Ao observarmos os resultados, compreendemos que os portugueses consideram que, hoje em dia, as maiores dificuldades enfrentadas pelos jovens estão relacionadas com a habitação (comprar ou alugar casa), atribuindo-lhe, em média, 8,7 pontos. Em segundo lugar, surge o emprego (conseguir autonomia financeira, trabalho estável e/ou na área de formação). De seguida, avaliada com 7,4, surge a dificuldade de conseguir constituir família.

Só depois, com classificações menores do que 7, surgem os outros aspetos: a saúde mental; a educação; o tempo para o lazer e para a vida social; e, por último, com uma classificação abaixo de 6, a conexão social.

Depois de analisarmos estes dados, o Gerador decidiu lançar uma nova rubrica investigativa, composta por 7 entrevistas, realizadas a 7 jovens diferentes. Começando hoje, no Dia Internacional da Juventude, todas as semanas iremos abordar, junto de um entrevistado, um dos temas trazidos à discussão por este questionário. Hoje, começamos com a Família.

Entre as maiores dificuldades que a população considera que a juventude enfrenta atualmente, a constituição de família surge em terceiro lugar, com uma classificação de 7,4 na média global. Esta dimensão obteve iguais valores também entre os géneros masculino e feminino, 7,4. Como é expectável, para os jovens entre 15/24 anos a pontuação é menor, 6,3, sendo que, curiosamente, os valores mais altos encontram-se entre os mais velhos, de 55 anos ou mais, que classificam esta dificuldade com uma média de 7,7.


Patrícia Dias tem 26 anos e é assistente administrativa. Nos dias de hoje, sonha em constituir família, no entanto esta é ainda uma realidade longínqua para a jovem. Apesar da estabilidade amorosa e da preparação para acolher um filho, atualmente, enfrenta dias de instabilidade e precariedade laboral.

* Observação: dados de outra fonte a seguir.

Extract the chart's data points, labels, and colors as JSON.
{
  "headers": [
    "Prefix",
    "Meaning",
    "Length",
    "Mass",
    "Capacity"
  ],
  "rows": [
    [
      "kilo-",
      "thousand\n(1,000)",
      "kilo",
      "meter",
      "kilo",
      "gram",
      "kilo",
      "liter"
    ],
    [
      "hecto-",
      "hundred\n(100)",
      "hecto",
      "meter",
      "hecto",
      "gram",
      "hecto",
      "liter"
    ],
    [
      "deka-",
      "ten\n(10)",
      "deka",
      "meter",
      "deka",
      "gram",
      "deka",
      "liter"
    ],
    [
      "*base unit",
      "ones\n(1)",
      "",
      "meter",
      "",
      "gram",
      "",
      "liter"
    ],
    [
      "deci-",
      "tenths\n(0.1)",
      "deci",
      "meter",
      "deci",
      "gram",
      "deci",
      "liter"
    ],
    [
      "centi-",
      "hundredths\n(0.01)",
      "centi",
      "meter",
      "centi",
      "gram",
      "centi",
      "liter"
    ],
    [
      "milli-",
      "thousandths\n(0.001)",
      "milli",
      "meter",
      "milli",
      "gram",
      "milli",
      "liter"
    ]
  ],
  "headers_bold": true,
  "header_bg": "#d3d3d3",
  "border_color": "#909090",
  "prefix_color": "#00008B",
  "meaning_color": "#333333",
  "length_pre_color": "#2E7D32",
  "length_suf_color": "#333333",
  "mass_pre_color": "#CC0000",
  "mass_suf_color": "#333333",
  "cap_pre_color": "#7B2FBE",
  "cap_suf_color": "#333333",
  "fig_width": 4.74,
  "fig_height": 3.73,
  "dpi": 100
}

De momento, numa nova experiência profissional, encara agora o período experimental de seis meses. Consciente de que muitas empresas optam por encerrar as portas a grávidas e a mães com filhos pequenos, teme pela gravidez e, posteriormente, pelo despedimento. Para além disso, e face à precariedade, admite não possuir tempo para se dedicar a uma criança, já que chegou muitas vezes a ficar “12 horas fora de casa ou a não saber sequer a que horário saía”.

Recentemente, para contrariar este panorama, procedeu à criação de um projeto autónomo. O objetivo é conseguir obter a sua própria independência para dar o tão desejado passo seguinte: a gravidez.

Entre risos e desabafos, o Gerador esteve à conversa com Patrícia Dias acerca dos constrangimentos de ser mãe jovem. Ao longo da conversa, Patrícia procurou ainda refletir acerca do mundo laboral, no que toca ao género feminino, e sobre as inquietações face ao aumento do número de divórcios e das famílias monoparentais.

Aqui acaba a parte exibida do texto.